More recently, we have used SLIM to characterize the mass growth during neural‑network formation in mature human neurons over a period of 24 hours. The results revealed a period of growth lasting 10 hours, during which the SLIM images showed neurons extending and exploring their environment. This was followed by a plateau characterized by an aggregation of clusters and finally larger-scale reorganization. We then analysed the data using a new technique called dispersion-relation phase spectroscopy (DPS). This technique analyses fluctuations of mass as a function of time and space, providing a quantitative picture of mass transport in cells (Optics Express 19 20571).

Applying DPS at 0 and 24 hours we found that the mass transport characteristics of the neuron culture shift from being dominantly diffusive to dominantly directed as the network matures and forms more connections. This indicates that the network at some point “decides” to divert energy from growth and exploration to transport and communication (Scientific Reports 4 4434).

The broadband nature of the illumination in SLIM, coupled with a high numerical aperture, also enables high-resolution single-cell tomography by mapping the refractive index in 3D using a method called white-light diffraction tomography. As recently demonstrated by our group, this allows the study of 3D biological structures in living cells – a feat that was previously only achievable using fluorescence-based methods such as confocal or light-sheet microscopy (Nature Photonics 8 256).

Although many biological applications of QPI have already been explored, we believe that the field is just getting started. Recent results on SLIM imaging of biopsies, for instance, indicate that clinical information can be extracted from the nanoscale morphology of tissues (Scientific Reports at press). Until now, SLIM has been used mainly by optical engineers and physicists, so we need to further distill the data into parameters that directly provide insight to biologists and to identify relevant research questions. The recent commercialization of SLIM technology by Phi Optics – a spin-out from the University of Illinois – is a major step forward in this regard, since it adds QPI capabilities to any existing microscope.
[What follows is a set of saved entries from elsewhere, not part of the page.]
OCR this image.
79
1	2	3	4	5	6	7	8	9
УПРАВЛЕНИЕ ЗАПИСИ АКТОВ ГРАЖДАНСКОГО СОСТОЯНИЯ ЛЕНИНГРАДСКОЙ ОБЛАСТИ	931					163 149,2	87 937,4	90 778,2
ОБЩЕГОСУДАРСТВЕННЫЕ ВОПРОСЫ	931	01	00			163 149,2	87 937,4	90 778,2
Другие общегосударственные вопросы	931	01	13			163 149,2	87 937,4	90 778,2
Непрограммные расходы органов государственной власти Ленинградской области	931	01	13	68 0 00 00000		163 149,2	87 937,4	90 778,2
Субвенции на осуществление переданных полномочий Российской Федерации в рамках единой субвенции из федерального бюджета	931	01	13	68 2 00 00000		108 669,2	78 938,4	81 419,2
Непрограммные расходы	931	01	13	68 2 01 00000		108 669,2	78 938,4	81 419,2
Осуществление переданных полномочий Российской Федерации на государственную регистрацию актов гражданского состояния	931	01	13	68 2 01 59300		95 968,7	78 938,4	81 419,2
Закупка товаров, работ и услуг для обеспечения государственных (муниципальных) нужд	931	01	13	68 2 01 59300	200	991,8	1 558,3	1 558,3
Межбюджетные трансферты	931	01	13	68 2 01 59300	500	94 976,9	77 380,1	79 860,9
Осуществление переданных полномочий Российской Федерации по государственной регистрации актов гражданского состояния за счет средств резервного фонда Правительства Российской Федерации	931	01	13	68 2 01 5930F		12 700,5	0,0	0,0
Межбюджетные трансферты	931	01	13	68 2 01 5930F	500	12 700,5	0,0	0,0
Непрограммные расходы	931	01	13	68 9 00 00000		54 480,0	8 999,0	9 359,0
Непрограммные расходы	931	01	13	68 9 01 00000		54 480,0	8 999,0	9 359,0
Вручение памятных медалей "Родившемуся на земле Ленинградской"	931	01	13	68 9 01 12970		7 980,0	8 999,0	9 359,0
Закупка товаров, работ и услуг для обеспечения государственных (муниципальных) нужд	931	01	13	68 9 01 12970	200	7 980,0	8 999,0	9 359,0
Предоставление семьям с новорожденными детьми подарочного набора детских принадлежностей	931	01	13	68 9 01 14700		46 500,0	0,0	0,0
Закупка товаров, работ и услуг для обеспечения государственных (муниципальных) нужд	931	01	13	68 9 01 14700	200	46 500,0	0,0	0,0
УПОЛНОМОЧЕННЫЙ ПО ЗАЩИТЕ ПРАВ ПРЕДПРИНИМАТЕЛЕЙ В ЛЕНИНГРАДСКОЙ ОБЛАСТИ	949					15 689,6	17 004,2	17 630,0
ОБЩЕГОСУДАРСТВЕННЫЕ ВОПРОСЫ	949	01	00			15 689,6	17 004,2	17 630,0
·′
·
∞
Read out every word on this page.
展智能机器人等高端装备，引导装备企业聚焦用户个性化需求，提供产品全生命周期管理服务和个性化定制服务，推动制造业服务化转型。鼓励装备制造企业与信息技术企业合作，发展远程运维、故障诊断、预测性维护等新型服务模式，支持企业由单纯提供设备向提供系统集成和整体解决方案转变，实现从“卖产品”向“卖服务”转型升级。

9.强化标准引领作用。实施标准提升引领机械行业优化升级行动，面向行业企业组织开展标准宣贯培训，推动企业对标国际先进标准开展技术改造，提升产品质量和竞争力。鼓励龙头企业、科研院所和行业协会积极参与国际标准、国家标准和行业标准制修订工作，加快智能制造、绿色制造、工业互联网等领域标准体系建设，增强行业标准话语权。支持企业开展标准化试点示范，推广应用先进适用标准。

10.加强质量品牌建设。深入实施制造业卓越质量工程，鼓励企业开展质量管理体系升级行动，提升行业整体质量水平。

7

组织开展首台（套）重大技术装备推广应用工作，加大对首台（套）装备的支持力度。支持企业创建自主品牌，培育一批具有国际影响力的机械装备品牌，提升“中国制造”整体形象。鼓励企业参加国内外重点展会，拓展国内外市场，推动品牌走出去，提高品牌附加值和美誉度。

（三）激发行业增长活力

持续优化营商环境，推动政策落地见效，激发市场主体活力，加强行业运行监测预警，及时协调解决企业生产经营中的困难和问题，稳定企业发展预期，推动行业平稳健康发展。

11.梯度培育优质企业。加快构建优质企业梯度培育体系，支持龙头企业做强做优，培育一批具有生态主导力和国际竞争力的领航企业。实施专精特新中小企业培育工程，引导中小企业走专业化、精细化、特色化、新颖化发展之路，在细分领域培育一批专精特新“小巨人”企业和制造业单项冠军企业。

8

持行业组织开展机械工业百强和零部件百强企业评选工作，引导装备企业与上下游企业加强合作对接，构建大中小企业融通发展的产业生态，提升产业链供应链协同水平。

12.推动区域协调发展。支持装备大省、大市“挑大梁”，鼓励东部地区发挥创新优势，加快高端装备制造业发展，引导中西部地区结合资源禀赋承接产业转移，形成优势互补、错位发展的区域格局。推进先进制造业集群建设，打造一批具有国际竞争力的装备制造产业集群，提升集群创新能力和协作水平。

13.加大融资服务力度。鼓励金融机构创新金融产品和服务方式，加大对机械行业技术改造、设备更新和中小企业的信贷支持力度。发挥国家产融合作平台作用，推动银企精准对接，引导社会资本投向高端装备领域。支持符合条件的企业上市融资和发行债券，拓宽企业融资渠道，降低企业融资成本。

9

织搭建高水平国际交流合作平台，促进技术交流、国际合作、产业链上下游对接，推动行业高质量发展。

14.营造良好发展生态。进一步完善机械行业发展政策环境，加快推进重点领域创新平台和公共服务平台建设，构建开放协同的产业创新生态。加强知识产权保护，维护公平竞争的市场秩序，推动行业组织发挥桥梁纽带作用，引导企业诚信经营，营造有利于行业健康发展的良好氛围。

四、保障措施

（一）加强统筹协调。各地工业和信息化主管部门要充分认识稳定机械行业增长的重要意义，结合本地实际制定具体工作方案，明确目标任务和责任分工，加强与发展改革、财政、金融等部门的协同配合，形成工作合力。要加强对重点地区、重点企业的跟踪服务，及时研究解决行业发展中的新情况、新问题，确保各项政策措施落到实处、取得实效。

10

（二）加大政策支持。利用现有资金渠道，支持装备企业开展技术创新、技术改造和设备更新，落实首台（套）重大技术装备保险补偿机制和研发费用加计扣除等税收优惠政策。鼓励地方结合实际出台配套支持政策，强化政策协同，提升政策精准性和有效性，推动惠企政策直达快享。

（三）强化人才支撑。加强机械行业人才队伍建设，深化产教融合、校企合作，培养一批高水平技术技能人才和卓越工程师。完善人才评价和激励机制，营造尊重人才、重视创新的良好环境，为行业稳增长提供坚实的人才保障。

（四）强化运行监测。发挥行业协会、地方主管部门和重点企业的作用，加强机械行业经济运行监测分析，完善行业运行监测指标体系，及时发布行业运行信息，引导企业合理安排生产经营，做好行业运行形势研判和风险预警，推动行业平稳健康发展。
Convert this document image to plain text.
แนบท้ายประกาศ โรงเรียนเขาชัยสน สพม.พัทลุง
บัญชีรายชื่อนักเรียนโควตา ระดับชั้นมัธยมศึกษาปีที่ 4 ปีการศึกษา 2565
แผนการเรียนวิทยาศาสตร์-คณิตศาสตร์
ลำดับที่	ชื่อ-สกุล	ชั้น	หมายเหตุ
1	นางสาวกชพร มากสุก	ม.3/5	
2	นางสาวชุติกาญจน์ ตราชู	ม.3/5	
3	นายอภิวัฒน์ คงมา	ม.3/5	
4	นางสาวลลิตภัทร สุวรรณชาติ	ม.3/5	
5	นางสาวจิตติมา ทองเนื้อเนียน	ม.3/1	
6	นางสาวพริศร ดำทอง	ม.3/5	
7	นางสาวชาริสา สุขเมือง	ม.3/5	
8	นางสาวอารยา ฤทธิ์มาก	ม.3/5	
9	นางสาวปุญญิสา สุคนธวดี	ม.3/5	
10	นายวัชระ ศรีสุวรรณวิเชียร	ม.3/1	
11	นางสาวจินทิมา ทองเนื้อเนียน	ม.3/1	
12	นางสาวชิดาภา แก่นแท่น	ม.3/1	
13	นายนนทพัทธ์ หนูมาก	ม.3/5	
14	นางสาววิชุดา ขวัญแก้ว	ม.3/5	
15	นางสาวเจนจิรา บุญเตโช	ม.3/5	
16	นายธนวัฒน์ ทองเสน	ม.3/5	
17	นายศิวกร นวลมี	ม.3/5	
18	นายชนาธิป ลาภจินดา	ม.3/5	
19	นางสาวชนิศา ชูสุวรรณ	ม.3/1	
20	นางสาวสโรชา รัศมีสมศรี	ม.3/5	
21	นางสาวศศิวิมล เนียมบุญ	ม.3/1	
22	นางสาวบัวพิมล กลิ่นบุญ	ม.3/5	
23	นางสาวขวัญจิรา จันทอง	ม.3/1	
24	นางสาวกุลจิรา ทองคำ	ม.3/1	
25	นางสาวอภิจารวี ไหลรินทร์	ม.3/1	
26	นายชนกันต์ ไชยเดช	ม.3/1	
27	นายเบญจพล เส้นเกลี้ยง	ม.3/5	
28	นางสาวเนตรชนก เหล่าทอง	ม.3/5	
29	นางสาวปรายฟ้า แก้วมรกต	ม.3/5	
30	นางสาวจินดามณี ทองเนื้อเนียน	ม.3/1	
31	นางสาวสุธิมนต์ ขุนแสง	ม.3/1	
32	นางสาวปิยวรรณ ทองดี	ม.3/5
As well as getting the instruments into the hands of more biologists, we also need to develop mathematical tools to analyse the wealth of information in QPI data. One such approach aims to connect the large, multi-parameter space measured by QPI to cellular phenotype, which is currently measured using antibody-based labels. If successful, this could ultimately remove the need for fixing and staining, in the process saving researchers thousands of dollars. Given the pace of growth and rapid advancements in the field, we believe that QPI techniques will play a dominant role in the future for many biologists and biophysicists working to elucidate the mysteries of cellular life.